Écrire contre l’oubli : Liu Zhenyun
« Trois millions de morts en un an, ce n’est pas rien. Trois fois Auschwitz » rappelle Liu Zhenyun. Pourtant qui se souvient de cette terrible sècheresse qui s’abattit sur la province du Henan entre 1942 et 1943 en pleine guerre sino-japonaise ? Cinquante ans après les faits, l’écrivain, né en 1955 dans le district de Yanjin, l’une des régions les plus sinistrées du Henan, s’interroge sur cette amnésie collective dont lui même ignorait tout jusqu’à la trentaine. Ses premières questions sont d’abord adressées à ses proches : sa grand-mère, ses oncles, ses voisins. Mais les témoignages sont rares et les mémoires défaillent quand l’œil a vu la faim transformer les faméliques en ogres.
« Se souvenir de 1942 » est un court essai aussi aride que cette terre du Henan dévastée par les nuages de sauterelles. Pas d’effet de style. Seulement les faits et les témoignages que l’écrivain juge les plus fiables comme ceux du journaliste américain Theodore H. White, le premier à informer Chiang kai-shek sur la réalité de cette tragédie. Le chef d’état major du Parti nationaliste gouverne alors la Chine d’une main de fer. Sa seule préoccupation est de résister contre l’envahisseur japonais désormais aux portes du Henan. Pour cela il va multiplier les réquisitions, augmenter les taxes en nature (vivres et céréales) affamant plus encore les paysans pour nourrir les soldats chinois.
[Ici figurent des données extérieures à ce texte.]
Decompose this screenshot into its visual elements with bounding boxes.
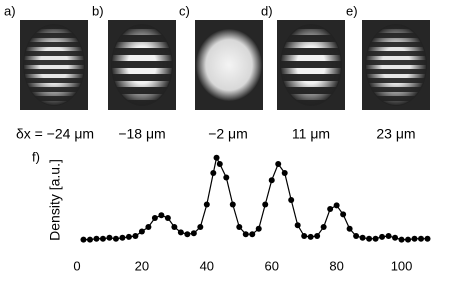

Mauvais calcul. Les affamés s’insurgent, se rangent du côté de ceux qui les nourrissent : les japonais distribuent des céréales. 50 000 soldats chinois sont mêmes désarmés par leur propres compatriotes. En trois semaines 60 000 Japonais déciment 300 000 soldats chinois. Le livre est adapté au cinéma dix ans plus tard (2012) par Feng Xiaogang sous le titre : « Yi Jiu Si Er « « 1942 », « Back to 1942″ en anglais. Un succès qui compte fin 2013 plus de 200 millions de spectateurs sur internet. Liu Zhenyun a gagné son premier pari : écrire contre l’oubli. « J’étais assez libre. Chiang kai-shek étant honni des communistes. Mais si j’ai écrit sur 1942 c’est aussi pour qu’on se souvienne de 1962. Le Grand Bond en avant et ses 36 millions de morts. La chose est plus délicate…Les responsables sont ici Mao et le régime communiste. Ce ne sont plus le Parti nationaliste et les Japonais ».
En attendant Liu Zhenyun vient de faire paraître :« En un mot comme en mille » pavé de 700 pages, consacré en 2011 par le prix Mao Dun, l’un des plus prestigieux prix littéraires en Chine. Cette fois l’histoire collective cède la place à un foisonnement d’histoires individuelles. La parole ne semble exister que pour meubler la solitude des personnages. Parole doublement précieuse nous dit l’auteur. Car dans une société sans Dieu, à qui parler, se confier ? S’ouvrir à l’autre bien sûr, mais comment percevoir, exercer cette altérité ? Comment s’exprimer pour se faire non plus entendre mais écouter ; là où il n’y a pas si longtemps encore chacun parlait d’une seule et même voix à l’aune de ces pratiques communautaires qui modelaient alors la société chinoise.
Philippe Pataud Célérier, Le Monde Diplomatique, février 2014.
Se souvenir de 1942. En un mot comme en mille, Liu Zhenyun, 2013. Édition Bleu de Chine / Gallimard. Cette collection – formidable clef de lecture littéraire pour saisir cette Chine contemporaine – est dirigée par Geneviève Imbot-Bichet.
Notes :
Sur le Grand Bond en avant lire Stèle, le premier compte-rendu historique complet de la Grande Famine (1958-1961) provoquée par le régime communiste en Chine entre 1958 et 1961. Écrit par Jisheng Yang, traduit par Louis Vincenolles, Sylvie Gentil, Chantal Chen-Andro, 672 pages, Essai/document, Le Seuil, 2012.